Leo and Jacky bolted at the same time. And of course, the killer tigers chased them.
59
On the monitor, her babies chased the man and woman down the corridor, and it stirred in Gabrielle a sense of pride. Pride because she had made them how they were, had ingrained into their minds the insanity that fuelled their bloodlust, into their muscles the hydraulics that powered their awesome bodies. For a brief moment she regretted leaving the animals behind. Then she felt the weight of their child in her arms, her little baby, and her sense of loss was vanquished.
The feeling of pride was good, better than the anger and hate she’d felt at seeing both Jacky and the traitorous Leona escaping certain death. Now they were both alive and her three highly trained men were dead. But that would soon change. The Jacky and L
eona being alive part, that was. Her pets would see to that.
Video, the male, was so much quicker.
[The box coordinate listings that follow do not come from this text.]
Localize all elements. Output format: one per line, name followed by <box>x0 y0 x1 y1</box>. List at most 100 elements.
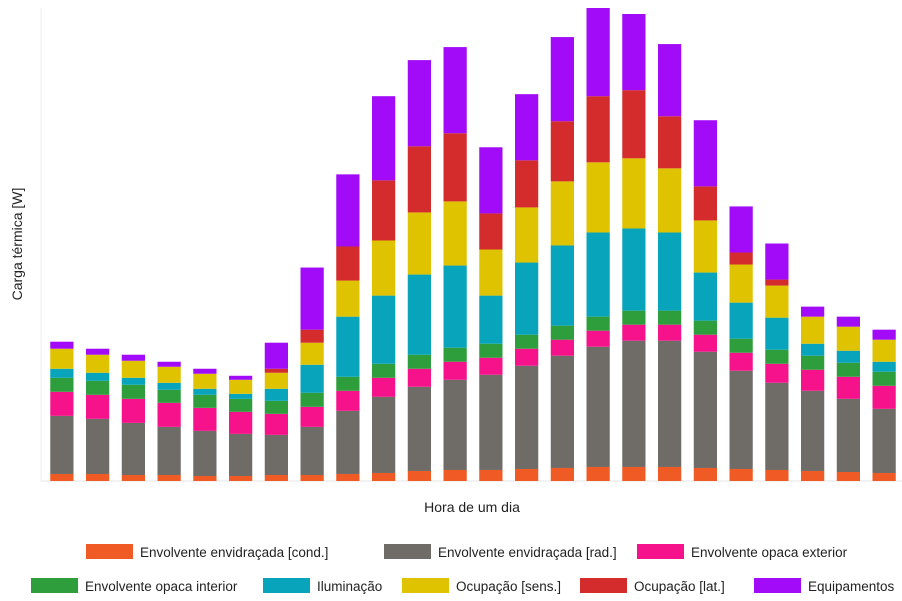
bar-segment-hour-9-series-8 <box>336 174 360 247</box>
bar-segment-hour-11-series-4 <box>407 354 431 369</box>
bar-segment-hour-14-series-5 <box>515 262 539 335</box>
legend-label-6: Ocupação [sens.] <box>456 579 561 594</box>
bar-segment-hour-11-series-8 <box>407 60 431 147</box>
bar-segment-hour-7-series-8 <box>264 342 288 369</box>
bar-segment-hour-23-series-2 <box>836 398 860 472</box>
bar-segment-hour-9-series-5 <box>336 316 360 377</box>
bar-segment-hour-13-series-6 <box>479 249 503 296</box>
bar-segment-hour-1-series-6 <box>50 348 74 369</box>
bar-segment-hour-12-series-3 <box>443 361 467 380</box>
bar-segment-hour-6-series-3 <box>229 411 253 434</box>
bar-segment-hour-23-series-5 <box>836 350 860 363</box>
bar-segment-hour-21-series-2 <box>765 382 789 470</box>
bar-segment-hour-18-series-8 <box>658 44 682 117</box>
bar-segment-hour-20-series-3 <box>729 352 753 371</box>
legend: Envolvente envidraçada [cond.] Envolvente… <box>31 544 895 594</box>
bar-segment-hour-3-series-3 <box>121 398 145 423</box>
bar-segment-hour-6-series-8 <box>229 375 253 380</box>
bar-segment-hour-14-series-1 <box>515 468 539 481</box>
bar-segment-hour-8-series-4 <box>300 392 324 407</box>
bar-segment-hour-23-series-3 <box>836 376 860 399</box>
bar-segment-hour-4-series-5 <box>157 382 181 390</box>
legend-swatch-7 <box>580 578 627 593</box>
bar-segment-hour-21-series-1 <box>765 469 789 481</box>
bar-segment-hour-15-series-1 <box>550 467 574 481</box>
bar-segment-hour-5-series-3 <box>193 407 217 431</box>
bar-segment-hour-24-series-2 <box>872 408 896 473</box>
bar-segment-hour-1-series-5 <box>50 368 74 378</box>
bar-segment-hour-20-series-6 <box>729 264 753 303</box>
bar-segment-hour-2-series-1 <box>86 473 110 481</box>
bar-segment-hour-23-series-6 <box>836 326 860 351</box>
bar-segment-hour-9-series-6 <box>336 280 360 317</box>
bar-segment-hour-9-series-2 <box>336 410 360 474</box>
bar-segment-hour-7-series-2 <box>264 434 288 475</box>
x-axis-title: Hora de um dia <box>424 499 520 515</box>
bar-segment-hour-22-series-6 <box>801 316 825 344</box>
bar-segment-hour-11-series-7 <box>407 146 431 213</box>
bar-segment-hour-12-series-2 <box>443 379 467 470</box>
bar-segment-hour-8-series-7 <box>300 329 324 343</box>
bar-segment-hour-5-series-6 <box>193 373 217 389</box>
bar-segment-hour-10-series-4 <box>372 363 396 378</box>
bar-segment-hour-10-series-1 <box>372 472 396 481</box>
bar-segment-hour-6-series-2 <box>229 433 253 476</box>
bar-segment-hour-19-series-5 <box>693 272 717 321</box>
bar-segment-hour-14-series-7 <box>515 160 539 208</box>
bar-segment-hour-16-series-3 <box>586 330 610 347</box>
bar-segment-hour-20-series-8 <box>729 206 753 253</box>
bar-segment-hour-7-series-4 <box>264 400 288 414</box>
bar-segment-hour-7-series-3 <box>264 413 288 435</box>
legend-swatch-6 <box>402 578 449 593</box>
bar-segment-hour-20-series-1 <box>729 468 753 481</box>
bar-segment-hour-15-series-6 <box>550 181 574 246</box>
bar-segment-hour-12-series-5 <box>443 265 467 348</box>
bar-segment-hour-4-series-8 <box>157 361 181 367</box>
bar-segment-hour-15-series-7 <box>550 121 574 182</box>
bars-group <box>50 8 896 481</box>
legend-label-5: Iluminação <box>317 579 382 594</box>
bar-segment-hour-24-series-3 <box>872 385 896 409</box>
bar-segment-hour-4-series-2 <box>157 426 181 475</box>
y-axis-title: Carga térmica [W] <box>9 188 25 301</box>
bar-segment-hour-21-series-5 <box>765 317 789 350</box>
bar-segment-hour-16-series-6 <box>586 162 610 233</box>
bar-segment-hour-16-series-7 <box>586 96 610 163</box>
legend-label-8: Equipamentos <box>808 579 895 594</box>
bar-segment-hour-15-series-3 <box>550 339 574 356</box>
bar-segment-hour-14-series-2 <box>515 365 539 469</box>
bar-segment-hour-8-series-3 <box>300 406 324 427</box>
bar-segment-hour-3-series-6 <box>121 360 145 378</box>
legend-label-1: Envolvente envidraçada [cond.] <box>140 545 328 560</box>
bar-segment-hour-19-series-4 <box>693 320 717 335</box>
bar-segment-hour-17-series-7 <box>622 90 646 159</box>
bar-segment-hour-16-series-1 <box>586 466 610 481</box>
bar-segment-hour-6-series-4 <box>229 398 253 412</box>
bar-segment-hour-24-series-8 <box>872 329 896 340</box>
bar-segment-hour-19-series-1 <box>693 467 717 481</box>
bar-segment-hour-17-series-8 <box>622 14 646 91</box>
bar-segment-hour-10-series-2 <box>372 396 396 473</box>
bar-segment-hour-9-series-7 <box>336 246 360 281</box>
bar-segment-hour-10-series-3 <box>372 377 396 397</box>
bar-segment-hour-7-series-1 <box>264 474 288 481</box>
bar-segment-hour-19-series-7 <box>693 186 717 221</box>
bar-segment-hour-8-series-6 <box>300 342 324 365</box>
bar-segment-hour-18-series-5 <box>658 232 682 311</box>
bar-segment-hour-5-series-1 <box>193 475 217 481</box>
bar-segment-hour-15-series-2 <box>550 355 574 468</box>
bar-segment-hour-8-series-5 <box>300 364 324 393</box>
bar-segment-hour-6-series-5 <box>229 393 253 399</box>
bar-segment-hour-6-series-1 <box>229 475 253 481</box>
legend-label-7: Ocupação [lat.] <box>634 579 725 594</box>
bar-segment-hour-20-series-7 <box>729 252 753 265</box>
bar-segment-hour-23-series-1 <box>836 471 860 481</box>
bar-segment-hour-18-series-3 <box>658 324 682 341</box>
bar-segment-hour-11-series-3 <box>407 368 431 387</box>
bar-segment-hour-2-series-4 <box>86 380 110 395</box>
bar-segment-hour-22-series-1 <box>801 470 825 481</box>
bar-segment-hour-4-series-6 <box>157 366 181 383</box>
bar-segment-hour-10-series-5 <box>372 295 396 364</box>
legend-swatch-5 <box>263 578 310 593</box>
Because he was male? Because he was longer and more seasoned with his new body and had had more time to adapt? Because his was the role of aggressor? Gabrielle didn’t know. But it was good to watch. It was intriguing to watch the man and woman, too. Jacky and Leona. Once friends, then enemies, and now, under threat of death, fired by desperation, they were bonded again. Not as friends and not as enemies, but something else. Some other human emotion that might be worth studying at a later date and in a more controlled atmosphere. Volunteers were easy to come by; methods of torture and death easy to create.
Jacky and Leona left the range of Camera 3 and entered the area covered by Camera 4. They darted down the steps at the end of the corridor.
Camera 5 was on the ceiling of this staircase, aimed down. It showed Jacky’s and Leona’s receding backs. Gabrielle watched, fascinated.
60
Marcellus was on the phone to his son when Jameson yanked open the fuselage door of the chopper. Normally no power, event or problem on the planet would interrupt Marcellus’ time with his boy, but the look on Jameson’s face said this was time for an exception.
“The other troop is leaving.”
“Hang on a second, Choc,” Marcellus said into the phone. He climbed out of the chopper. Jameson pointed into the sky, but there was no need. A couple of miles distant, easily heard and seen, a number of choppers were rising into the air.
Everybody watched as the choppers flew further downriver, keeping low.
Jameson said. “They’re looking for something. No prizes for guessing.”
“Oh, there is one prize,” Marcellus remarked. Although he did love his son more than anything in the world, he was only human and therefore cursed with an imperfect memory. He threw the mobile phone away without thinking. “We follow them. They’ve obviously found some clue.”
“One chopper in the air to direct a ground assault?”
“That’s your department, remember?”
“I’ll set it in motion. What about Jacky and Leo?”
Marcellus just stared after the receding choppers, and eventually Jameson had to shake his shoulder. Jameson repeated his question.
“Oh, I’m sure they’re fine,” Marcellus said.